Arriving in front of the government building in the City of the Last Eclipse, the protesting crowd can no longer advance. Those in the front rows fidget and shake their placards nervously as a sign of rebellion. The video cameras do not miss the moment. Slogans move frantically over the crowd, as if come alive: “Down with the pandemic! Down with the government! Down with the mask! Open the bars! Open the discos! Let us live! Give us the nightlife back! Set the arcade games free! Down with the fines for Covid-19! Down with vaccinations! Don’t poison us! Open the stadiums!”
A short order follows. The gendarmes take a defensive position, protecting themselves behind transparent shields and brandishing their batons. Someone from the other camp swears, throwing a Molotov cocktail at the gendarmes, which fires up instantly on a gendarme’s shield. The soldier is fighting desperately to get rid of the tool that is burning like a torch. He is helped by a colleague who directs the jet of an extinguisher towards the one in danger.
Suddenly, a water cannon sweeps through the crowd in the front line, knocking them down with a powerful jet. There are screams and wails among the protesters. Some of the banners are pierced by the force of the water, others are broken and scattered around. Civilians back away stunned and wet. The military takes advantage of the situation, gathering as many as they can get and isolating them in vans. The protesters are not discouraged, despite their inability to cope with the gendarmes and their attack technique.
An authoritative voice resounds clearly through a megaphone.
“Stop the protests immediately. The prime minister is willing to accept a dialogue with the group heading the protests.”
An unbelievable silence falls on the boulevard in front of the government. A group of five people belonging to the protesters climbs the government stairs fiercely, entering the building. They are accompanied by the gendarmerie.

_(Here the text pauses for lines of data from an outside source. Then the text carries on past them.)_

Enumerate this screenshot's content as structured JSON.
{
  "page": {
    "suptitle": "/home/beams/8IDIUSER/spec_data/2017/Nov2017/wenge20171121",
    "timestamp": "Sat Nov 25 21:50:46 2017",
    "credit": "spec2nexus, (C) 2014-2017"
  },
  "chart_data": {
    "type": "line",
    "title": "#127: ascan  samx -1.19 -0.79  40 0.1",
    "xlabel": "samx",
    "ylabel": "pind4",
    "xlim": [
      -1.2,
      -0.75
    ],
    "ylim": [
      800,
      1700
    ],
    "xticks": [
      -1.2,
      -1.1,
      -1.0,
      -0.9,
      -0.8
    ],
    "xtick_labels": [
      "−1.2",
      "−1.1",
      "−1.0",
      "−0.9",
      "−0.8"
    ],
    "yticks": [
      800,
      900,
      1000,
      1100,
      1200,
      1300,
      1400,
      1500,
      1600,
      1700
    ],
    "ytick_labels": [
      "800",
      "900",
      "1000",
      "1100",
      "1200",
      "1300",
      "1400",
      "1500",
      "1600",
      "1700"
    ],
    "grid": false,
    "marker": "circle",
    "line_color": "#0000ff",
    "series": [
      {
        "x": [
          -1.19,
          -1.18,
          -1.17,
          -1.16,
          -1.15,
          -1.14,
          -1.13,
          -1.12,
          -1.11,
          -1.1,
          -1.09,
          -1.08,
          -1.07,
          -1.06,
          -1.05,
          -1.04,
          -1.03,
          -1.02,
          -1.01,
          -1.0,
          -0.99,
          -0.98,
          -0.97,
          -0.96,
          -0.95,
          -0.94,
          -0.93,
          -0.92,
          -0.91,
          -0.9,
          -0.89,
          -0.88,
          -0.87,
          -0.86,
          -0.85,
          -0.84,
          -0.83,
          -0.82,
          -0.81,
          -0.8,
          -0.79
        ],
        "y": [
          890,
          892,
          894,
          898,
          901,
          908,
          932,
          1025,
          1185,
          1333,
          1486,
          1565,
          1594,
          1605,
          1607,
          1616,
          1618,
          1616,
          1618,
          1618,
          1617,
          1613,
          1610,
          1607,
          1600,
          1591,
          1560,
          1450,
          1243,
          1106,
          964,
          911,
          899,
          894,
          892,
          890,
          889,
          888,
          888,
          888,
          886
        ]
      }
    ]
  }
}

There is an unnatural silence in the reception hall. Fornael Mitu, the head of the government, beckons the newcomers to sit down at the negotiating table. He is accompanied by the Minister of Interior, Luciferica Volderam, and by the Minister of Defense, Niculaita Onisor Maciuca. The Minister of Labor, Mrs Reli Turcan, and Scorojila Tampleanu from Education are also there. Elma Basanescu was brought to take down a record of the proceedings directly from Brussels, from the EU Parliament, where she recorded a series of remarkable “successes” ever since her father was the big boss in Cortocioaia, where, in the middle of the night, his gondoliers would bring Cariye Nuptzi to charm him a little with her newest purse, made of the finest crocodile skin, while the home pigeons tweeted to the rhythm of the beautiful song “Why do we love Cariyes only at night.”
Fornael Mitu takes a deep breath of air, since he does not like to take in anything else; he then looks at the group of protesters languidly for a moment.
“Guys, what is it you want from us now, so that we can end this national quarrel once and for all. Because it is a shame to have the whole of Europe laugh at the City of the Last Eclipse.”
“We, Mr Prime Minister, want down with the pandemic, stop supporting it. Down with the mask, so that we don’t suffocate, we’re not getting enough air anymore. Open all restaurants, bars, and nightclubs for the entire night. You can close them during the day. Stop lying to the people about the pandemic. That’s what we want,” Mrs Fofoloaca puffs up, turning her heavy body towards Mitu and almost knocking him down from his chair as the head of government. “We, the A.O.R., meaning the Association of Romanians from all Over, want masks not be worn anymore, us not to be lied to about Covid anymore, because there is no such thing as Covid, and Romanians to be free to roam where and when they want.”
“And we also want, Mr Mitu,” Gogu Smintion-Lulean, the president of the A.O.R. party blows up, “that all forigners leave the country. There should be only Romanians left, because the forigners has come to snare us and keep us inside so that we are no longer free to unite with the country. ‘We are Romanians, we are Romanians,’” concludes festively and melodiously Gogu Smintion-Lulean to the applause of the stately Fofoloaca and the deacon Mircea, the latter playing the actor in A.O.R.
“Ladies and gentlemen of the A.O.R., stop the protest immediately and give me two days to see what we can do for your lordship.”
The evening falls shyly on the boulevard in front of the government in the City of the Last Eclipse, where the sanitation workers collect PET bottles, strips of banners, broken or half-burned shields, and thousands and thousands of masks thrown by peaceful protesters, led carefully and with national patriotism by the young A.O.R. party.